I originally posted this article a while back, but it was hastily written and not very clearly thought-out, so I’m revising and resurrecting it as part of an opinion series on various tropes.
So today… I’m gonna dissect my thoughts on Enemies-to-Lovers.
Good?
Bad?
Guilty Pleasure?
To be frank, I have mixed feelings.
I love a good villain. LOVE. I can’t possibly express my adoration of a well-crafted antagonist in a single blog post. Really, I could go on for pages about delicious baddies with messy, complicated motives.
An antagonist with complex goals can make a story. And when one of those motives is love/obsession? Even better. If the focus of that love or obsession is the hero, I’m on board.
But that being said, it needs to be messy, complex… and EQUAL.

THAT’S RIGHT. EQUAL.
Kylo/Darkling/Cardan stans, it might be time to step out now. I get where you’re coming from, but I just can’t get on board that train with you, and it’s about to leave this station.
Personally, I have a very fraught relationship with this trope. In theory, I should love the idea of it. It’s such a delicious, fertile ground for story conflict! But most of the time in fiction, I can’t stand it.
It took me a long time to figure out why.
I cannot enjoy a relationship where a gross power dynamic is glorified, in any way.
I love it when two characters are rivals–or even full-on enemies–with a romantic attraction. I eat it up with a spoon.

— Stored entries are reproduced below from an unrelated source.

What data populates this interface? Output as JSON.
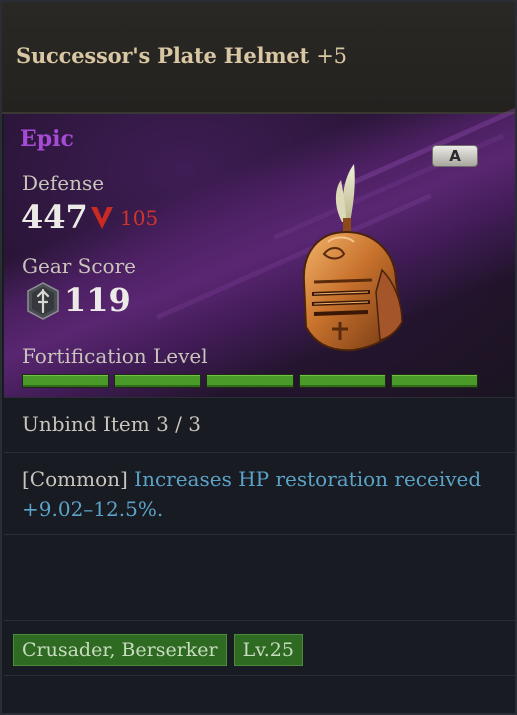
{
  "item": {
    "name": "Successor's Plate Helmet",
    "upgrade": "+5",
    "rarity": "Epic",
    "rarity_color": "#a54bd6",
    "grade": "A",
    "icon": "plate-helmet-icon"
  },
  "stats": {
    "defense_label": "Defense",
    "defense_value": "447",
    "defense_delta": "105",
    "defense_delta_direction": "down",
    "gear_score_label": "Gear Score",
    "gear_score_value": "119",
    "gear_score_icon": "gear-score-shield-icon"
  },
  "fortification": {
    "label": "Fortification Level",
    "filled": 5,
    "total": 5,
    "color": "#4a9a2a"
  },
  "unbind": {
    "text": "Unbind Item 3 / 3"
  },
  "effect": {
    "prefix": "[Common]",
    "text": " Increases HP restoration received",
    "value": " +9.02–12.5%."
  },
  "tags": {
    "classes": "Crusader, Berserker",
    "level": "Lv.25"
  }
}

Catwoman (depending on the story arc) and Batman? Yes, please! And the whole complicated knot that is the relationship between Milady and d’Artagnan and Athos in The Three Musketeers? It’s such a fascinating mess.

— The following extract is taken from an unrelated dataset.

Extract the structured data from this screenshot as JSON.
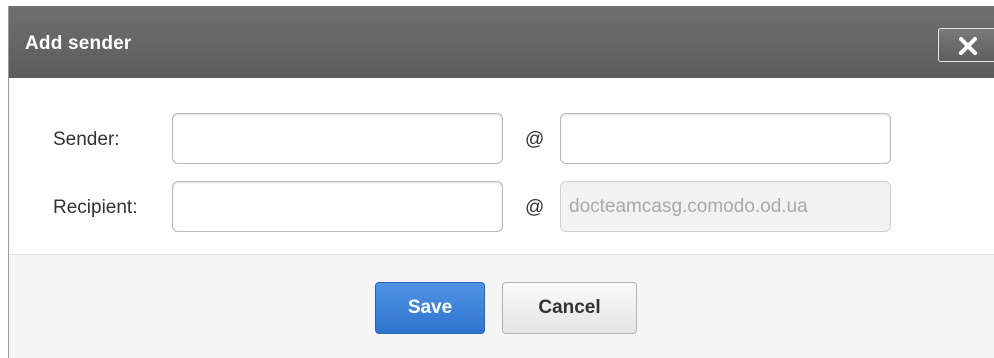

So I had to wonder… why do I adore that sort of dynamic, but despise Reylo and Darkling/Alina? (Sorry stans, but I’m allowed my opinion, too).
And finally it clicked.
Power dynamic.
In the end, it’s simple. I dislike enemies-to-lovers when one character has an exorbitant amount of control over the other. It’s not about them being on opposite sides. It’s not even about them being awful to each other. If the characters both stand on equal footing from the get-go and give as good as they get, I can enjoy stories with all sorts of machinations and mind games.

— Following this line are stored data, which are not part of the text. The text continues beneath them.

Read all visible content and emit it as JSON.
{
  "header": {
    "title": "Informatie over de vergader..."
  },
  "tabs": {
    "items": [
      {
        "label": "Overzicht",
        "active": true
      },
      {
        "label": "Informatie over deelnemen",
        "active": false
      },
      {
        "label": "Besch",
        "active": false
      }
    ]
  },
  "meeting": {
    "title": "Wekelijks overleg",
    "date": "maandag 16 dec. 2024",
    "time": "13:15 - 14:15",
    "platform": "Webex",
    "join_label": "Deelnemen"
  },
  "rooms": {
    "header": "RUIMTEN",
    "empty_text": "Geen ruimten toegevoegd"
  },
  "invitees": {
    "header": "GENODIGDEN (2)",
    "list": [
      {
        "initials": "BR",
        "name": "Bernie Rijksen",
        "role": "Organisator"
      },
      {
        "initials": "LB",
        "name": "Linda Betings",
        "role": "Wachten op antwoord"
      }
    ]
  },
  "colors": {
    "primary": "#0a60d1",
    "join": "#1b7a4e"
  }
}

But in the examples I listed as my no-go’s, the power dynamic is not equal. It’s about Kylo tying Rey to a chair and invading her mind. Or in the case of the Darkling, putting a collar on Alina. With Cardan, it’s him threatening to kill Jude (I’m sorry, throwing in a “but he wouldn’t really have let the nixies eat her” later doesn’t change the fact that she thought she was in real danger, and he knew it).
That’s not enemies-to-lovers. That’s one person in power, with another character helpless in that person’s grasp.
That’s not sexy, to me.
What IS sexy? How about a villain saying, “I have the special macguffin you want. Now come and get it.” *blows mocking kiss*

Hate and love are two very intriguing sides of the same coin. I write a lot of ugly, complex, love-hate relationship dynamics in my own books, but inevitably the enemies respect each other as much as they drive each other up the wall.
In the bedroom, when it’s all consensual games and the submissive has the ability to opt out at any point? Let that D/s freak flag fly, y’all. But when you get down to nuts and bolts, all players need to be equal on the power scale or I’m just not down with it, and that’s the truth on that.